There is a self – a good self – that every person imagines for themselves. There is a better person they wish they could be. Someone that they could have been, if only they had done things differently. Someone they still might have a chance of being, if they could turn all the bad things back. This is what Lewis believed. Now, as he stepped back into the corridor, away from the room, he watched his good self slip away. As the sight of the body on the bed faded, as the corridor gave way to the stairwell, as his legs carried him downward, his giddy mind caught sight of a random memory, the memory of Peggy – the ugliest girl in the street, the girl they all called piggy Peggy – the first girl he ever kissed, because his friends dared him to. As his head spiralled down the staircase, he tried to remember all the times he had been unkind or unthinking or unfair. As the stairwell opened out into the fire exit – the same one he had burst through the night before having taken a life with his bare hands – he wondered where piggy Peggy might be right now. How beautiful she must be now. How beautiful she was then, only he couldn’t see.
He wondered where his good self might be right now.
Wherever it was, he wanted to be there. He wanted to meet him. He wanted to take the hand of his good self and pull him close and never let him go.
The dull light of day broke through the doors of the alley exit as he pushed them open.
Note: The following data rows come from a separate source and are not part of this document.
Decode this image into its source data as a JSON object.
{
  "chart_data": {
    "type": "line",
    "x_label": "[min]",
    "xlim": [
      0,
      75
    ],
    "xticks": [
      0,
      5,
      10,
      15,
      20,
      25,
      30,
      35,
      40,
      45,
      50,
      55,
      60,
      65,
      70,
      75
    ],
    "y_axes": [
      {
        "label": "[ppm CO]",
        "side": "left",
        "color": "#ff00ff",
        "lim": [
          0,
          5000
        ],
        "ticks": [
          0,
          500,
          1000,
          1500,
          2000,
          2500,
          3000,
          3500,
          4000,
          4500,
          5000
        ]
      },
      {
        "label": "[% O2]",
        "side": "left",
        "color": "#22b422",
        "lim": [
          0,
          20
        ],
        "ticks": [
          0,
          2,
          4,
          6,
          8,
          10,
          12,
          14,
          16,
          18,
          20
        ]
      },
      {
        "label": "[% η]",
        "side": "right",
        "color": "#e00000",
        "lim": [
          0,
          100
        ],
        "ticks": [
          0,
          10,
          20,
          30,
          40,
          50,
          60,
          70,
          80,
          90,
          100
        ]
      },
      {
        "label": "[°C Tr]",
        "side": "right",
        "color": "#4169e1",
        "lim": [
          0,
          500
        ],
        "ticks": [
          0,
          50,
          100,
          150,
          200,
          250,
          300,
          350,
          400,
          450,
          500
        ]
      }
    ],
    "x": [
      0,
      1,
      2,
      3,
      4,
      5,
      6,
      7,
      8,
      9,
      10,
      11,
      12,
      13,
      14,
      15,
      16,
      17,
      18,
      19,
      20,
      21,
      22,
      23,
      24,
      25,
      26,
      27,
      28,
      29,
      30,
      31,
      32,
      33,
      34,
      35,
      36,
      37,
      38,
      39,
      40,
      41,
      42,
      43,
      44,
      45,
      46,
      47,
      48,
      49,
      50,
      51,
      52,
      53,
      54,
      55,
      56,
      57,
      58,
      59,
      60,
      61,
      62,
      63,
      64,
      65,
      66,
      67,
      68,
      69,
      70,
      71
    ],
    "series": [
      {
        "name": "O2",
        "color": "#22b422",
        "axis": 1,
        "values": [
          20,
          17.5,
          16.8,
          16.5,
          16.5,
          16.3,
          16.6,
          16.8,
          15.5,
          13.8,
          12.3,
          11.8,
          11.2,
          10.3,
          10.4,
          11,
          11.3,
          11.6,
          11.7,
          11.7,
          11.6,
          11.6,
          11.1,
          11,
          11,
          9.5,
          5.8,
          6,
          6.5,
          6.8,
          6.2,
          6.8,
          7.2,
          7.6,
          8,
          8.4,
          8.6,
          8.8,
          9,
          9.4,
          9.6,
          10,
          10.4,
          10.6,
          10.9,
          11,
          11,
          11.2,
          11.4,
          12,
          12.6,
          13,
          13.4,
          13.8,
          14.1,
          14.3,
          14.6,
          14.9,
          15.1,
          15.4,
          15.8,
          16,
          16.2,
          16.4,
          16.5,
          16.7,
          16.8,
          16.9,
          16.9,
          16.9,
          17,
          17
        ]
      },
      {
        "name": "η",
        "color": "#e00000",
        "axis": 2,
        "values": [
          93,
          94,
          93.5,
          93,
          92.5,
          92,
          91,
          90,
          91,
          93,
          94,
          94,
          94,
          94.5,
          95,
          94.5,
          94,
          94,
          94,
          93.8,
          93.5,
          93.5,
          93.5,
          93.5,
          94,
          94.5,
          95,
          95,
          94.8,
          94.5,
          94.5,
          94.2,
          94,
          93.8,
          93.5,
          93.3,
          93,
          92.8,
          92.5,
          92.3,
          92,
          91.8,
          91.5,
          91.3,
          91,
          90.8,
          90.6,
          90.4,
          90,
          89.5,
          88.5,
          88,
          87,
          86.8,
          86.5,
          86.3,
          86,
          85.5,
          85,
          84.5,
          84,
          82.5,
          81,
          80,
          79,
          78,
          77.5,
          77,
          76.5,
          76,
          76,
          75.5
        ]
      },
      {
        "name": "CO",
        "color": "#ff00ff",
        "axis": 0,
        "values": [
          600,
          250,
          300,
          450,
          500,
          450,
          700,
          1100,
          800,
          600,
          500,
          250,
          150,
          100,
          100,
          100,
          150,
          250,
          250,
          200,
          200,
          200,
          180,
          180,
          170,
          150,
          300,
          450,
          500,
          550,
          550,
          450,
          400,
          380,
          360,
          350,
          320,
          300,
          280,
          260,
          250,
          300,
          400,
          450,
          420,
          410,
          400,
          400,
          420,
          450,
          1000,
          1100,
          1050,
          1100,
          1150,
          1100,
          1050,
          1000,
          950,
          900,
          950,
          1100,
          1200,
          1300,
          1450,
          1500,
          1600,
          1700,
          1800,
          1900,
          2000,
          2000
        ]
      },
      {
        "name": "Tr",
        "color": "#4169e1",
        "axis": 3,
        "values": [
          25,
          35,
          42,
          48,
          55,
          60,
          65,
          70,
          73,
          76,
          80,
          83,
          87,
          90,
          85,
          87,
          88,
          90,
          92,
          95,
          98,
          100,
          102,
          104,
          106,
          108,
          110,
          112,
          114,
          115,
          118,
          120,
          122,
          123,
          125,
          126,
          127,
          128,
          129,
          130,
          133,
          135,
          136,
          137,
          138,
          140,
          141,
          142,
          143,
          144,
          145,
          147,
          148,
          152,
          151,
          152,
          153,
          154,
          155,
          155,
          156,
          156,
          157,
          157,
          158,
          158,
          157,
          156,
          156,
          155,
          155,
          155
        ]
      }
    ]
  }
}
And for the briefest moment, as a hint of sun hit his face, he seemed to recall they had met. He and his good self. Once on a lawn at his high school, long after piggy Peggy, on a day when the new girl in class ate her lunch alone – and Lewis took a chance and decided she needed company, and she introduced herself as Catherine. And perhaps even again they had met, he and his good self, in a corridor of a hospital, where he stood in the warm afternoon light, thinking about what to call his son. His newborn son. And thinking what a good name David was.
Things were perfect.
There but for the grace of God go I.